Message IDs >= 5 are assigned sequentially to `(parent_message_id, proto_tag)`
pairs as new field paths are encountered during encoding.

---

## Glossary

**Block** -- A 65 536-byte aligned region of the file. Every block boundary
carries a `BlockHeader`.

**Bucket** -- A compressed blob containing one or more concatenated buffers.
Decompressed once, then sliced by buffer sizes.

**Buffer** -- A byte slice holding all values for one field (or one type of
non-proto data) across all records in the chunk.

**Callback type** -- The action a state machine node performs: emit tag bytes,
read from a buffer, open/close a submessage, etc.

**Chunk** -- A self-contained unit of records within a Riegeli file, preceded by
a 40-byte `ChunkHeader`.

**Implicit transition** -- A state transition that consumes no byte from the
transition stream. Encoded by setting `next_node_index >= num_states`; the
actual target is `next_node_index - num_states`.

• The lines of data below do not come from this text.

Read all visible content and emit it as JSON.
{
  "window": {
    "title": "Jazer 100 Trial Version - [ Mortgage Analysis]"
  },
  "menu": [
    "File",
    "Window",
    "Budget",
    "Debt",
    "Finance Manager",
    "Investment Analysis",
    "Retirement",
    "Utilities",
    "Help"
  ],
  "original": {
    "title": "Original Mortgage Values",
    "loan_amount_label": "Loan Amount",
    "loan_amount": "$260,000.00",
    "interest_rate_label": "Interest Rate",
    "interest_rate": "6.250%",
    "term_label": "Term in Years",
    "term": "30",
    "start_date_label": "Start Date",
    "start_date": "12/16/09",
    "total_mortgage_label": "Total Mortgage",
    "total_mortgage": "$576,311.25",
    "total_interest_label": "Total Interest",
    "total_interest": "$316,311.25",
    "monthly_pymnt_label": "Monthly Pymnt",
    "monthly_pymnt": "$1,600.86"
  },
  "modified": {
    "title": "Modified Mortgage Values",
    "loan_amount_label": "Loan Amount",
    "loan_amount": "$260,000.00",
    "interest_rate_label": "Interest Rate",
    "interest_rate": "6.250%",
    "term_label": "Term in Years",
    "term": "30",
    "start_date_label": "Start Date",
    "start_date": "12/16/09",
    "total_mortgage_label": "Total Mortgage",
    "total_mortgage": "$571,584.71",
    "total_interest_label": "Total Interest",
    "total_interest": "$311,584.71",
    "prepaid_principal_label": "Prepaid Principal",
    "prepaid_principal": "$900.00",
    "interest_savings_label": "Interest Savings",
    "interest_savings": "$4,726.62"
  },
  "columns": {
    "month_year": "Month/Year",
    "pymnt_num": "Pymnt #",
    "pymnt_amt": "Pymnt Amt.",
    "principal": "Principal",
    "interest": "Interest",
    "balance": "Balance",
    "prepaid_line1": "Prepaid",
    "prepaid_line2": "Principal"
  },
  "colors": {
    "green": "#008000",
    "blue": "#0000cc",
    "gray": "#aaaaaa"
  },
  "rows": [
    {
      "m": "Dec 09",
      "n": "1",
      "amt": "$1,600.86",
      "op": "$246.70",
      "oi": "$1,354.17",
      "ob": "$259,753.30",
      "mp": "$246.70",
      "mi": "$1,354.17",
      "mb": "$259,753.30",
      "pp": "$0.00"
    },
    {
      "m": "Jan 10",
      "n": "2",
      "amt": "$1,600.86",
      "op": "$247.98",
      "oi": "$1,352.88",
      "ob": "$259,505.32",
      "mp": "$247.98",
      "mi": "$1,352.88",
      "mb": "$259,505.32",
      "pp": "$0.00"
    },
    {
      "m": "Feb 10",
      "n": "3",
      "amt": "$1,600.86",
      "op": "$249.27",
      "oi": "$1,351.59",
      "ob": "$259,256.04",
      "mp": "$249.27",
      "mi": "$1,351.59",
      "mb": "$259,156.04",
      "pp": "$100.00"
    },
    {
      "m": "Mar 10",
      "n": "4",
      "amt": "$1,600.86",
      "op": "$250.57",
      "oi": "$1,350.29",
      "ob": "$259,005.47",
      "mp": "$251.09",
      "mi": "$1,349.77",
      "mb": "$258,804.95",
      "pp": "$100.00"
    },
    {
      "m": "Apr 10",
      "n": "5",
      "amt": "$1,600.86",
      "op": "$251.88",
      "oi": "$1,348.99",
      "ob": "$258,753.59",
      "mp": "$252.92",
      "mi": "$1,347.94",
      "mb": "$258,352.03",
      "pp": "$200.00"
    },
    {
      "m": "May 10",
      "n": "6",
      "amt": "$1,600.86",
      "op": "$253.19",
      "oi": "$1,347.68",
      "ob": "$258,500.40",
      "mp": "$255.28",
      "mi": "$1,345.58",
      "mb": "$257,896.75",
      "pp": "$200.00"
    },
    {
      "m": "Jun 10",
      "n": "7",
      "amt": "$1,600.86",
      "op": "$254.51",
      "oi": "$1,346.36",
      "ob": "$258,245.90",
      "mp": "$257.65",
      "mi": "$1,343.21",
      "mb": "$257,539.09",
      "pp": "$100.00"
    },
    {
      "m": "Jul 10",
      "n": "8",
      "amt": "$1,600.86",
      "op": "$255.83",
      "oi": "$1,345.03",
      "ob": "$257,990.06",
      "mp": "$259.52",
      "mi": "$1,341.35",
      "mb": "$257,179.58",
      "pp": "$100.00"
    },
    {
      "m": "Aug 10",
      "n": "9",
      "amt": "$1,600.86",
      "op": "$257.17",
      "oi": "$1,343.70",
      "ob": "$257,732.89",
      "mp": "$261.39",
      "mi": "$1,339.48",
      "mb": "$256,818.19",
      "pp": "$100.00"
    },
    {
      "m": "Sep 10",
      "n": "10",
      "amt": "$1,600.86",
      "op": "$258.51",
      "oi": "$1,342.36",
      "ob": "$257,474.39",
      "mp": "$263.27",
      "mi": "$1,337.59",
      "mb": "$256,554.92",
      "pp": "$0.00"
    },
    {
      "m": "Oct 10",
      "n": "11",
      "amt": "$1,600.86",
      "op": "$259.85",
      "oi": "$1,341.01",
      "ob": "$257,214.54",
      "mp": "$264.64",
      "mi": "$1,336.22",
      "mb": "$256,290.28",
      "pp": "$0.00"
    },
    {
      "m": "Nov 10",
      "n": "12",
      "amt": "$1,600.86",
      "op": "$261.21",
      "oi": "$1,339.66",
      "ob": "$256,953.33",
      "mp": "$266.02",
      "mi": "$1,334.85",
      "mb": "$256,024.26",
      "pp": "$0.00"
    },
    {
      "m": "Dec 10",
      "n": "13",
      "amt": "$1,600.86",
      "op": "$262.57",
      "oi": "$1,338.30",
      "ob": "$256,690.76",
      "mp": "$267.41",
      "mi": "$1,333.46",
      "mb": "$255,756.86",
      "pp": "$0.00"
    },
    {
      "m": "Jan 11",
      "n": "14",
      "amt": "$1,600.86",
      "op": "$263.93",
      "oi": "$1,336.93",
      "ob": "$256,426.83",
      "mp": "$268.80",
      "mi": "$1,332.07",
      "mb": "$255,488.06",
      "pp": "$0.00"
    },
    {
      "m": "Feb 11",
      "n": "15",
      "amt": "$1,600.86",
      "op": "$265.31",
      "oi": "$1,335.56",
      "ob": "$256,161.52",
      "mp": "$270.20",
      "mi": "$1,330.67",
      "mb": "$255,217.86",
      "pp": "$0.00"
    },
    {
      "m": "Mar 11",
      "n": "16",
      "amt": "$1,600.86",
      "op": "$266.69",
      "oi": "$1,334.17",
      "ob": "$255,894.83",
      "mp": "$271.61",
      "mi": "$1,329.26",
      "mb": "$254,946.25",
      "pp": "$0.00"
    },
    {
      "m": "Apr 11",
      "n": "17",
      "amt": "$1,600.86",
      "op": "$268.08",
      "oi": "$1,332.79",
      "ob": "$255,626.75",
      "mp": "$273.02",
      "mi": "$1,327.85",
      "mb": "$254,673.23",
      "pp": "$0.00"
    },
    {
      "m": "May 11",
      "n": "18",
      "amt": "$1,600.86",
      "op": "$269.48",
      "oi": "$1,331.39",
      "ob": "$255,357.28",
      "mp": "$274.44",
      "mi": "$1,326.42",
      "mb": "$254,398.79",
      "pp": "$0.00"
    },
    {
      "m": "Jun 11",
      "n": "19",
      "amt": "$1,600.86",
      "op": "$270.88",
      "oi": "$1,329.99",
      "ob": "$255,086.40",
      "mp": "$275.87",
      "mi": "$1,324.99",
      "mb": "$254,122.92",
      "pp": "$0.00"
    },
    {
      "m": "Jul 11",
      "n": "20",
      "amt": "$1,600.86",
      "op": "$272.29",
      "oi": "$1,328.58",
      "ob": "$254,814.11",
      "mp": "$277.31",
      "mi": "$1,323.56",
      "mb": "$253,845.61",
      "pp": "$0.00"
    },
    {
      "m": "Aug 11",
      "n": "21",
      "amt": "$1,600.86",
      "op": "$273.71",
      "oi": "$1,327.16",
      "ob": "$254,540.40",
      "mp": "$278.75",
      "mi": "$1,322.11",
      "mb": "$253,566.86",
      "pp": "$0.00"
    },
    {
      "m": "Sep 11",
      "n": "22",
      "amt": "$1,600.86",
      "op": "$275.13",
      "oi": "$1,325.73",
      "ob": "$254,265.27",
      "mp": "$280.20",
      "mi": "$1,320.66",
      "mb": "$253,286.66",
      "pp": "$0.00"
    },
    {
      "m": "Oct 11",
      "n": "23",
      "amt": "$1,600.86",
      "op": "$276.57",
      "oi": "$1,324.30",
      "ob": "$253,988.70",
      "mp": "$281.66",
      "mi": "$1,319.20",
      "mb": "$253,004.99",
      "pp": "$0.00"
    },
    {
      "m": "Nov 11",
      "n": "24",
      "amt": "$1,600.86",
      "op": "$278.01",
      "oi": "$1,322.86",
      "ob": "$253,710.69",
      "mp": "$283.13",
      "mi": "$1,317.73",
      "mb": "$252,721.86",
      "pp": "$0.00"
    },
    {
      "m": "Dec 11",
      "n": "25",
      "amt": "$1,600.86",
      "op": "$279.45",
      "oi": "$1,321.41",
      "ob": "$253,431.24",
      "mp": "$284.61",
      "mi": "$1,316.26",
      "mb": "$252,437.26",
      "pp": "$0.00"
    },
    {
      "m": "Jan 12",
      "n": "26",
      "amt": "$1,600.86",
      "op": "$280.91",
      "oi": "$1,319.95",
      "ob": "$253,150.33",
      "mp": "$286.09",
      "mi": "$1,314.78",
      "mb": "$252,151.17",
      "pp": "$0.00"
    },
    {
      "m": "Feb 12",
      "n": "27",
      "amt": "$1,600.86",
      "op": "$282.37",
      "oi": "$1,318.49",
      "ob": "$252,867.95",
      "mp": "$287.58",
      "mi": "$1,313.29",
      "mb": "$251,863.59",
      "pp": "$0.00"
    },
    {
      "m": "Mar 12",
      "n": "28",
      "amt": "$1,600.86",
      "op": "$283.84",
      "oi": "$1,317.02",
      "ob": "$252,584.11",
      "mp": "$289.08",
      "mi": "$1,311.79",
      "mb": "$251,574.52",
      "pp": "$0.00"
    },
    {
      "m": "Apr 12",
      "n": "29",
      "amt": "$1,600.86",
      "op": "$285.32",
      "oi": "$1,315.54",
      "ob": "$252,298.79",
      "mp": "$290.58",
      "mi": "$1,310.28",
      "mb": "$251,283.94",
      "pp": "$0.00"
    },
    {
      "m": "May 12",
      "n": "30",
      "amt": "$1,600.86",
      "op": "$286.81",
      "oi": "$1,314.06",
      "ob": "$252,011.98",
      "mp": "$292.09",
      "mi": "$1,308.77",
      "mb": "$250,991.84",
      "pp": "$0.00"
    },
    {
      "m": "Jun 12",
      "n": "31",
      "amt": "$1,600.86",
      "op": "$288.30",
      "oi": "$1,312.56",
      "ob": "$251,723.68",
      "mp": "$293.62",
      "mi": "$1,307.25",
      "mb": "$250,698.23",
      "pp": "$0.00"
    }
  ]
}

**Inline varint** -- A varint value (0--127) stored directly in the state's
subtype byte rather than in a data buffer.

**NoOp state** -- A state with no output, used to bridge public-list indices
that exceed `MAX_TRANSITION`.

**Private list** -- Per-source-node list of frequently visited destinations.
Transitions to private list entries are implicit (free).

**Public list** -- Global frequency-ordered list of all destination nodes.
Transitions to public list entries cost one byte.

**State machine node** -- A node in the transpose state machine, containing a
tag, callback type, buffer index, and successor index.

**Subtype** -- A byte qualifying a varint or length-delimited state. Determines
whether the value is inline, how many buffer bytes to read, or whether the field
is a submessage boundary.

**Transition byte** -- A single byte read from the transition stream, encoding a
relative index into the public list.

**Transpose** -- Columnar decomposition of protobuf records: same-field values
across records are grouped together for better compression.